Being the latest European country to ban traditional Jewish and Muslim animal slaughtering practices, Belgium's ban on halal and kosher meat has drawn further condemnation by the country's Jewish and Muslim communities, seeing the ban as an infringement of religious freedom.
Belgium "disappointed everybody when they approved the ban," Mehmet Üstüm, head of the Belgian Muslim Executive Body (EMB), told Anadolu Agency (AA) yesterday. "The ban will have certain effects. For example, we [Muslims] will have difficulty during sacrificial rituals [of livestock]." "We're hopeful that this legislation will be rejected and Muslims will [be able to] slaughter their livestock according to their rituals," Üstün added.
Shimon Lasker, a Brussels rabbi, said that the ban is being seen as a restriction on religious freedom, adding: "Jewish people believe it's becoming harder for them to live in Europe."
The parliament in the Flemish region had unanimously voted in June 2017 to ban kosher and halal meat by outlawing the slaughter of animals without stunning, which was set to come into effect Jan. 1 2019, following a similar ruling in the Wallonia region in May 2017 that will go into effect in Aug. 2019. While the proposed law would only apply to the country's Walloon and Flemish regions, other Belgian regions are planning similar moves.
According to Islamic halal and Jewish kosher rituals, the animals are required to be butchered by slitting their throats without stunning them before killing. The non-Christian communities see the ruling as a threat against religions as well as a risk for their lives.
Conference of European Rabbis Chairman Pinchas Goldschmidt referred to the day the decision was made as "a sad day for the Jews of Europe, a sad day for religious freedom in Europe," in a tweet.
The decision of the parliament will be initially implemented for small cattle, and although it will not be implemented for bovines due to the lack of technical infrastructure, it will be mandatory to numb the cattle immediately after slaughter. Cows and other cattle will also be shocked before being slaughtered after the Flemish region overcomes technical issues regarding the matter.

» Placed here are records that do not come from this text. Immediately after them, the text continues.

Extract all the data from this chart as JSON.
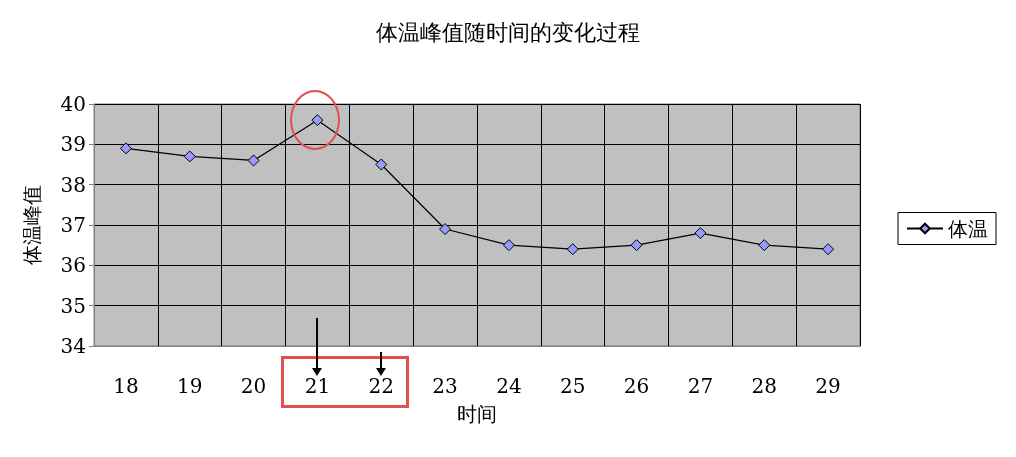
{
  "chart_data": {
    "type": "line",
    "title": "体温峰值随时间的变化过程",
    "xlabel": "时间",
    "ylabel": "体温峰值",
    "categories": [
      "18",
      "19",
      "20",
      "21",
      "22",
      "23",
      "24",
      "25",
      "26",
      "27",
      "28",
      "29"
    ],
    "series": [
      {
        "name": "体温",
        "color": "#9999ff",
        "values": [
          38.9,
          38.7,
          38.6,
          39.6,
          38.5,
          36.9,
          36.5,
          36.4,
          36.5,
          36.8,
          36.5,
          36.4
        ]
      }
    ],
    "ylim": [
      34,
      40
    ],
    "yticks": [
      34,
      35,
      36,
      37,
      38,
      39,
      40
    ],
    "grid": true,
    "legend": "right",
    "marker": "diamond",
    "line_style": "solid"
  }
}
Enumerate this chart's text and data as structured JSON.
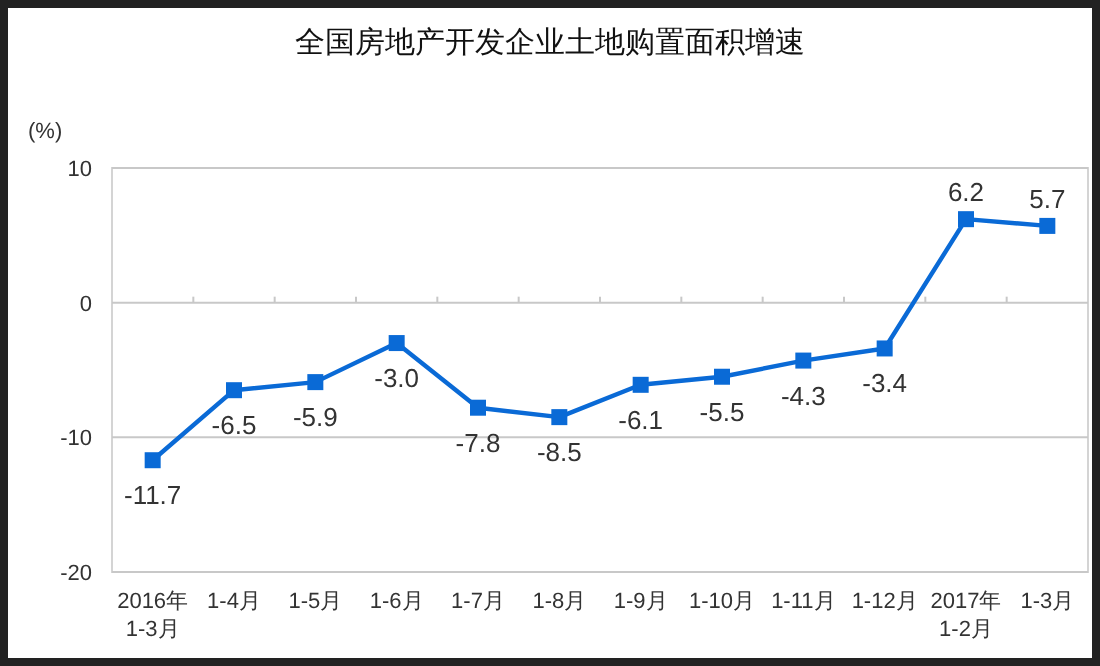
{
  "chart_data": {
    "type": "line",
    "title": "全国房地产开发企业土地购置面积增速",
    "ylabel": "(%)",
    "categories": [
      "2016年\n1-3月",
      "1-4月",
      "1-5月",
      "1-6月",
      "1-7月",
      "1-8月",
      "1-9月",
      "1-10月",
      "1-11月",
      "1-12月",
      "2017年\n1-2月",
      "1-3月"
    ],
    "series": [
      {
        "color": "#0a6ad6",
        "values": [
          -11.7,
          -6.5,
          -5.9,
          -3.0,
          -7.8,
          -8.5,
          -6.1,
          -5.5,
          -4.3,
          -3.4,
          6.2,
          5.7
        ],
        "value_labels": [
          "-11.7",
          "-6.5",
          "-5.9",
          "-3.0",
          "-7.8",
          "-8.5",
          "-6.1",
          "-5.5",
          "-4.3",
          "-3.4",
          "6.2",
          "5.7"
        ]
      }
    ],
    "ylim": [
      -20,
      10
    ],
    "yticks": [
      -20,
      -10,
      0,
      10
    ],
    "marker": "square",
    "line_style": "solid",
    "grid": "y"
  }
}
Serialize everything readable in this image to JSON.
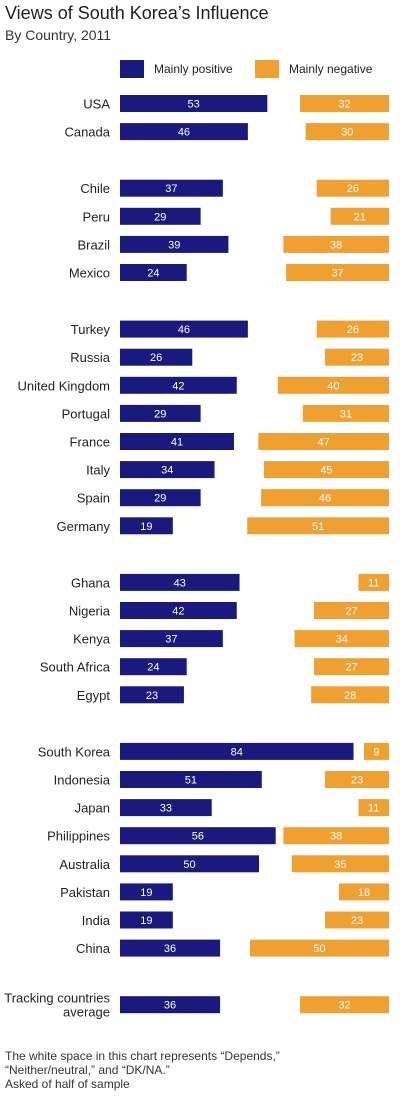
{
  "title": "Views of South Korea’s Influence",
  "subtitle": "By Country, 2011",
  "colors": {
    "positive": "#1a1a7e",
    "negative": "#f0a030"
  },
  "footnote": {
    "line1": "The white space in this chart represents “Depends,”",
    "line2": "“Neither/neutral,” and “DK/NA.”",
    "line3": "Asked of half of sample"
  },
  "chart_data": {
    "type": "bar",
    "title": "Views of South Korea’s Influence",
    "subtitle": "By Country, 2011",
    "legend_position": "top",
    "series": [
      {
        "name": "Mainly positive",
        "color": "#1a1a7e",
        "values": [
          53,
          46,
          37,
          29,
          39,
          24,
          46,
          26,
          42,
          29,
          41,
          34,
          29,
          19,
          43,
          42,
          37,
          24,
          23,
          84,
          51,
          33,
          56,
          50,
          19,
          19,
          36,
          36
        ]
      },
      {
        "name": "Mainly negative",
        "color": "#f0a030",
        "values": [
          32,
          30,
          26,
          21,
          38,
          37,
          26,
          23,
          40,
          31,
          47,
          45,
          46,
          51,
          11,
          27,
          34,
          27,
          28,
          9,
          23,
          11,
          38,
          35,
          18,
          23,
          50,
          32
        ]
      }
    ],
    "groups": [
      {
        "categories": [
          {
            "label": "USA",
            "positive": 53,
            "negative": 32
          },
          {
            "label": "Canada",
            "positive": 46,
            "negative": 30
          }
        ]
      },
      {
        "categories": [
          {
            "label": "Chile",
            "positive": 37,
            "negative": 26
          },
          {
            "label": "Peru",
            "positive": 29,
            "negative": 21
          },
          {
            "label": "Brazil",
            "positive": 39,
            "negative": 38
          },
          {
            "label": "Mexico",
            "positive": 24,
            "negative": 37
          }
        ]
      },
      {
        "categories": [
          {
            "label": "Turkey",
            "positive": 46,
            "negative": 26
          },
          {
            "label": "Russia",
            "positive": 26,
            "negative": 23
          },
          {
            "label": "United Kingdom",
            "positive": 42,
            "negative": 40
          },
          {
            "label": "Portugal",
            "positive": 29,
            "negative": 31
          },
          {
            "label": "France",
            "positive": 41,
            "negative": 47
          },
          {
            "label": "Italy",
            "positive": 34,
            "negative": 45
          },
          {
            "label": "Spain",
            "positive": 29,
            "negative": 46
          },
          {
            "label": "Germany",
            "positive": 19,
            "negative": 51
          }
        ]
      },
      {
        "categories": [
          {
            "label": "Ghana",
            "positive": 43,
            "negative": 11
          },
          {
            "label": "Nigeria",
            "positive": 42,
            "negative": 27
          },
          {
            "label": "Kenya",
            "positive": 37,
            "negative": 34
          },
          {
            "label": "South Africa",
            "positive": 24,
            "negative": 27
          },
          {
            "label": "Egypt",
            "positive": 23,
            "negative": 28
          }
        ]
      },
      {
        "categories": [
          {
            "label": "South Korea",
            "positive": 84,
            "negative": 9
          },
          {
            "label": "Indonesia",
            "positive": 51,
            "negative": 23
          },
          {
            "label": "Japan",
            "positive": 33,
            "negative": 11
          },
          {
            "label": "Philippines",
            "positive": 56,
            "negative": 38
          },
          {
            "label": "Australia",
            "positive": 50,
            "negative": 35
          },
          {
            "label": "Pakistan",
            "positive": 19,
            "negative": 18
          },
          {
            "label": "India",
            "positive": 19,
            "negative": 23
          },
          {
            "label": "China",
            "positive": 36,
            "negative": 50
          }
        ]
      },
      {
        "categories": [
          {
            "label": "Tracking countries average",
            "label_lines": [
              "Tracking countries",
              "average"
            ],
            "positive": 36,
            "negative": 32
          }
        ]
      }
    ]
  }
}
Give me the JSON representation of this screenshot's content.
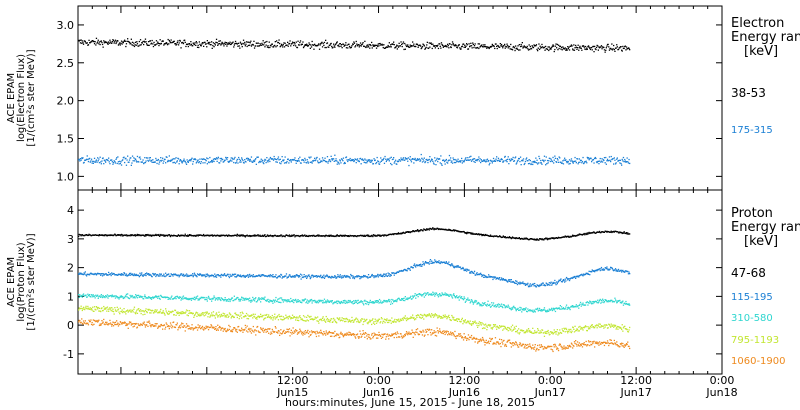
{
  "chart_data": [
    {
      "type": "scatter",
      "ylabel_lines": [
        "ACE EPAM",
        "log(Electron Flux)",
        "[1/(cm²s ster MeV)]"
      ],
      "ylim": [
        0.82,
        3.25
      ],
      "yticks": [
        1.0,
        1.5,
        2.0,
        2.5,
        3.0
      ],
      "ytick_labels": [
        "1.0",
        "1.5",
        "2.0",
        "2.5",
        "3.0"
      ],
      "legend": {
        "title_lines": [
          "Electron",
          "Energy ran",
          "[keV]"
        ],
        "placement": "right"
      },
      "series": [
        {
          "name": "38-53",
          "color": "#000000",
          "baseline": 2.78,
          "trend": -0.08,
          "noise": 0.045
        },
        {
          "name": "175-315",
          "color": "#1a7fd4",
          "baseline": 1.22,
          "trend": 0.0,
          "noise": 0.05
        }
      ]
    },
    {
      "type": "scatter",
      "ylabel_lines": [
        "ACE EPAM",
        "log(Proton Flux)",
        "[1/(cm²s ster MeV)]"
      ],
      "ylim": [
        -1.7,
        4.7
      ],
      "yticks": [
        -1,
        0,
        1,
        2,
        3,
        4
      ],
      "ytick_labels": [
        "-1",
        "0",
        "1",
        "2",
        "3",
        "4"
      ],
      "legend": {
        "title_lines": [
          "Proton",
          "Energy ran",
          "[keV]"
        ],
        "placement": "right"
      },
      "series": [
        {
          "name": "47-68",
          "color": "#000000",
          "baseline": 3.15,
          "trend": -0.05,
          "noise": 0.03
        },
        {
          "name": "115-195",
          "color": "#1a7fd4",
          "baseline": 1.8,
          "trend": -0.2,
          "noise": 0.06
        },
        {
          "name": "310-580",
          "color": "#2fd6cf",
          "baseline": 1.05,
          "trend": -0.45,
          "noise": 0.08
        },
        {
          "name": "795-1193",
          "color": "#c2e632",
          "baseline": 0.6,
          "trend": -0.85,
          "noise": 0.1
        },
        {
          "name": "1060-1900",
          "color": "#ee8a1e",
          "baseline": 0.15,
          "trend": -0.95,
          "noise": 0.12
        }
      ]
    }
  ],
  "x_axis": {
    "xlim_hours": [
      -18,
      72
    ],
    "data_end_hours": 59,
    "major_ticks": [
      {
        "hours": 12,
        "time": "12:00",
        "date": "Jun15"
      },
      {
        "hours": 24,
        "time": "0:00",
        "date": "Jun16"
      },
      {
        "hours": 36,
        "time": "12:00",
        "date": "Jun16"
      },
      {
        "hours": 48,
        "time": "0:00",
        "date": "Jun17"
      },
      {
        "hours": 60,
        "time": "12:00",
        "date": "Jun17"
      },
      {
        "hours": 72,
        "time": "0:00",
        "date": "Jun18"
      }
    ],
    "xlabel": "hours:minutes, June 15, 2015 - June 18, 2015"
  }
}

Together Muslims and Jews make up some 6 percent of Belgium's population. Muslim and Jewish communities in Belgium last year appealed the decision, banning the kosher slaughter of animals.
Starting in 2017, the debate on the ban of animal slaughter according to Islamic and Jewish methods has increased, while the prohibitions imposed on the country's Muslim and Jewish communities continue to receive reactions. The issue of banning halal and kosher slaughter was also raised in Austria, Poland, Holland and Switzerland in 2018. Similar laws have been passed in Switzerland and Denmark but lifted in Poland and Greece.